После его слов мне стало до крайности противно. Как это, в самом деле: гость у него был, ели, пили вместе, и вдруг он его по первому же опасению головой выдает, чтобы самого его как-нибудь не заподозрили?! И мое положение тоже выходило отвратительное. Указывают мне на важного повстанца, серьезного врага, а этот враг безукоризнен предо мною, и должен я его взять крадучись, потихоньку, точно украсть свободу у него, и без всякого на то приказания, а по собственной воле, по доносу явного предателя и быть заодно с этим предателем в его гнусности!

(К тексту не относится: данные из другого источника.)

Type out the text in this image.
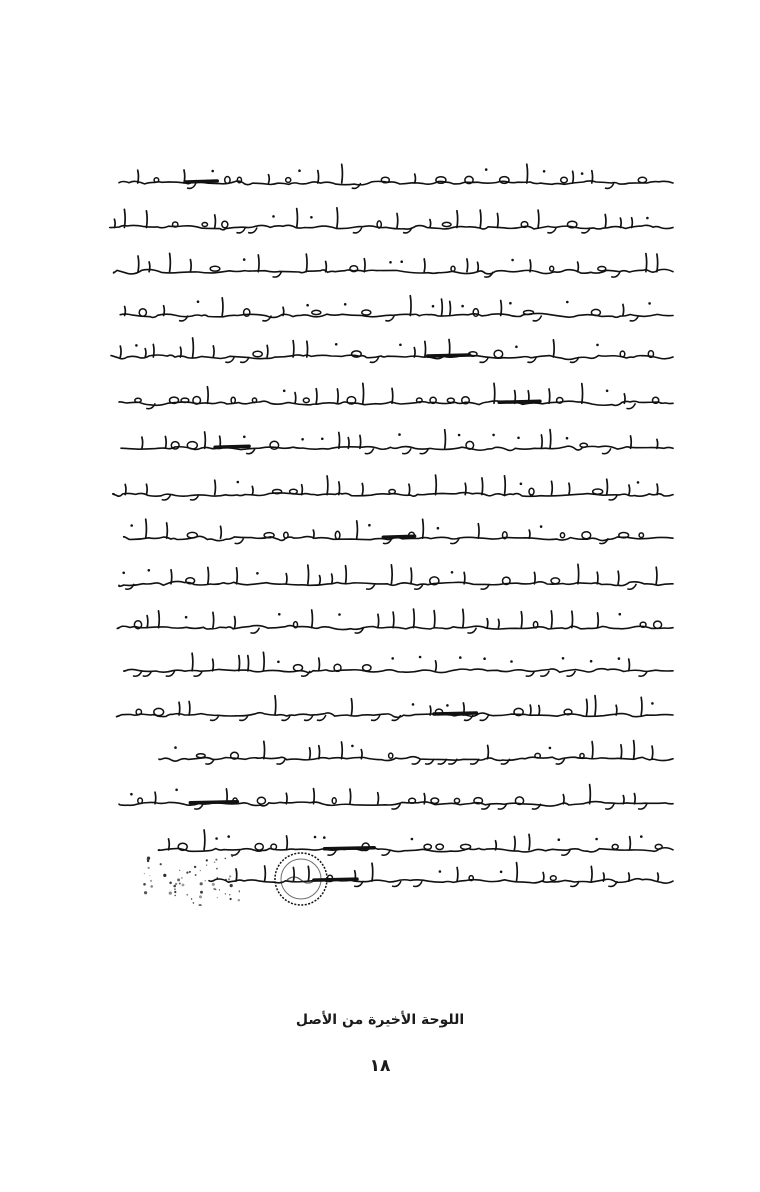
اللوحة الأخيرة من الأصل
١٨
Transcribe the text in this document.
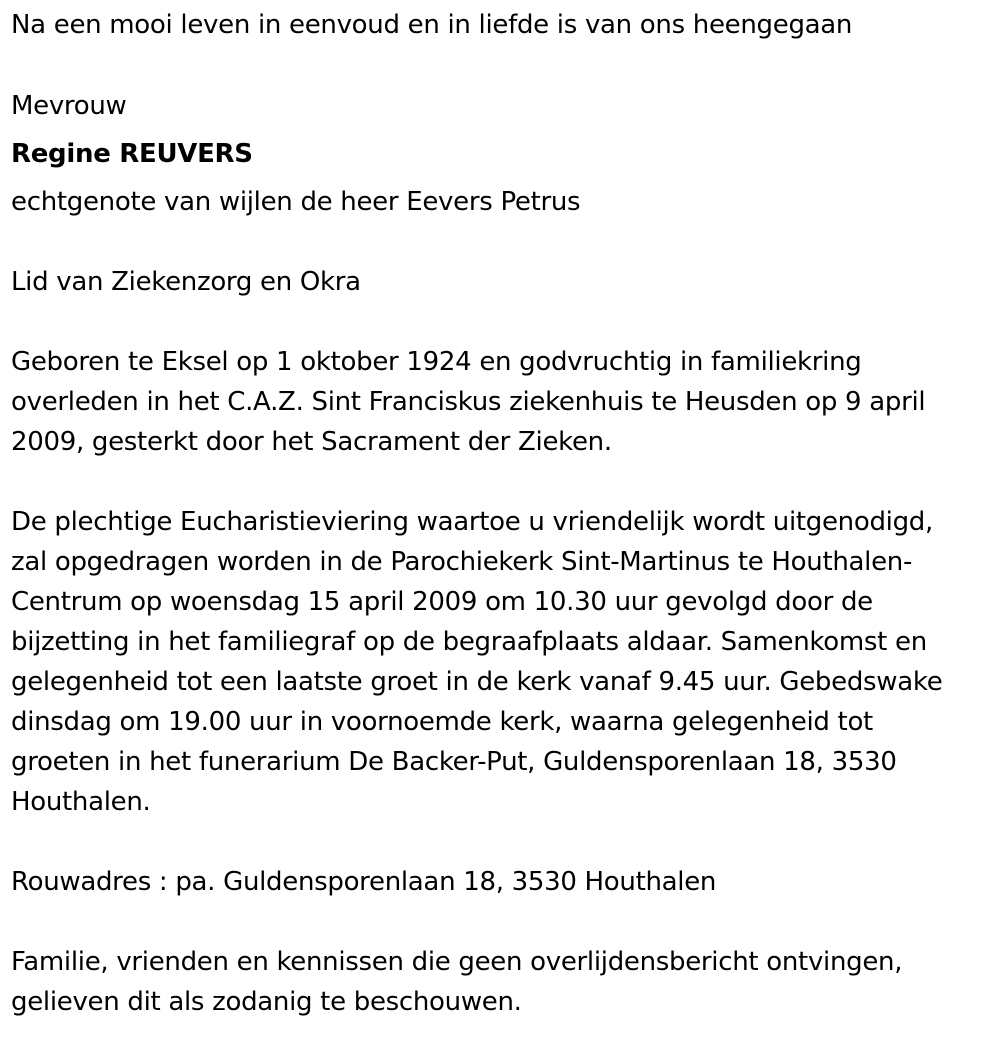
Na een mooi leven in eenvoud en in liefde is van ons heengegaan
Mevrouw
Regine REUVERS
echtgenote van wijlen de heer Eevers Petrus
Lid van Ziekenzorg en Okra
Geboren te Eksel op 1 oktober 1924 en godvruchtig in familiekring
overleden in het C.A.Z. Sint Franciskus ziekenhuis te Heusden op 9 april
2009, gesterkt door het Sacrament der Zieken.
De plechtige Eucharistieviering waartoe u vriendelijk wordt uitgenodigd,
zal opgedragen worden in de Parochiekerk Sint-Martinus te Houthalen-
Centrum op woensdag 15 april 2009 om 10.30 uur gevolgd door de
bijzetting in het familiegraf op de begraafplaats aldaar. Samenkomst en
gelegenheid tot een laatste groet in de kerk vanaf 9.45 uur. Gebedswake
dinsdag om 19.00 uur in voornoemde kerk, waarna gelegenheid tot
groeten in het funerarium De Backer-Put, Guldensporenlaan 18, 3530
Houthalen.
Rouwadres : pa. Guldensporenlaan 18, 3530 Houthalen
Familie, vrienden en kennissen die geen overlijdensbericht ontvingen,
gelieven dit als zodanig te beschouwen.
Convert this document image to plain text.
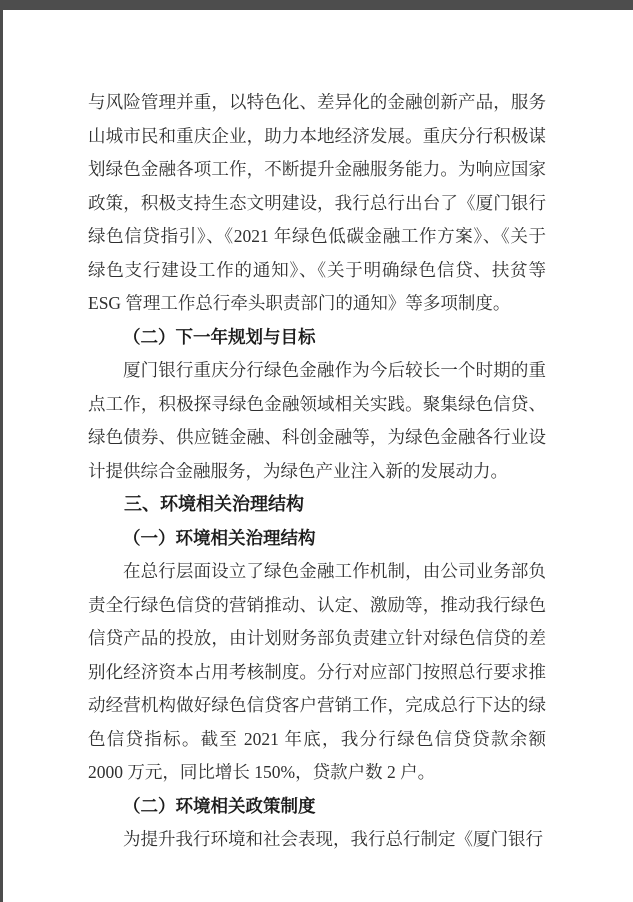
与风险管理并重，以特色化、差异化的金融创新产品，服务山城市民和重庆企业，助力本地经济发展。重庆分行积极谋划绿色金融各项工作，不断提升金融服务能力。为响应国家政策，积极支持生态文明建设，我行总行出台了《厦门银行绿色信贷指引》、《2021 年绿色低碳金融工作方案》、《关于绿色支行建设工作的通知》、《关于明确绿色信贷、扶贫等 ESG 管理工作总行牵头职责部门的通知》等多项制度。

（二）下一年规划与目标

厦门银行重庆分行绿色金融作为今后较长一个时期的重点工作，积极探寻绿色金融领域相关实践。聚集绿色信贷、绿色债券、供应链金融、科创金融等，为绿色金融各行业设计提供综合金融服务，为绿色产业注入新的发展动力。

三、环境相关治理结构

（一）环境相关治理结构

在总行层面设立了绿色金融工作机制，由公司业务部负责全行绿色信贷的营销推动、认定、激励等，推动我行绿色信贷产品的投放，由计划财务部负责建立针对绿色信贷的差别化经济资本占用考核制度。分行对应部门按照总行要求推动经营机构做好绿色信贷客户营销工作，完成总行下达的绿色信贷指标。截至 2021 年底，我分行绿色信贷贷款余额 2000 万元，同比增长 150%，贷款户数 2 户。

（二）环境相关政策制度

为提升我行环境和社会表现，我行总行制定《厦门银行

Противно мне, а вместе с тем нельзя же отпустить повстанца теперь. Подумал я, да и говорю: «Вот что, пан Рыбачевский: послан я сюда только за фуражом и служу, чтобы положить живот свой, если нужно — биться до смерти. Ну так вот, скажите вы пану Овинскому, что ежели мы — враги, то пусть он завтра, как рассветет, разведется со мной поединком. Будем мы биться с ним до тех пор, чтобы один из нас только живой с места ушел».
Видит Рыбачевский, что презираю я его, отправился к Овинскому, возвращается, говорит: «Пан согласен — завтра на рассвете», а сам преподло улыбается. Смешно ему на меня, должно быть.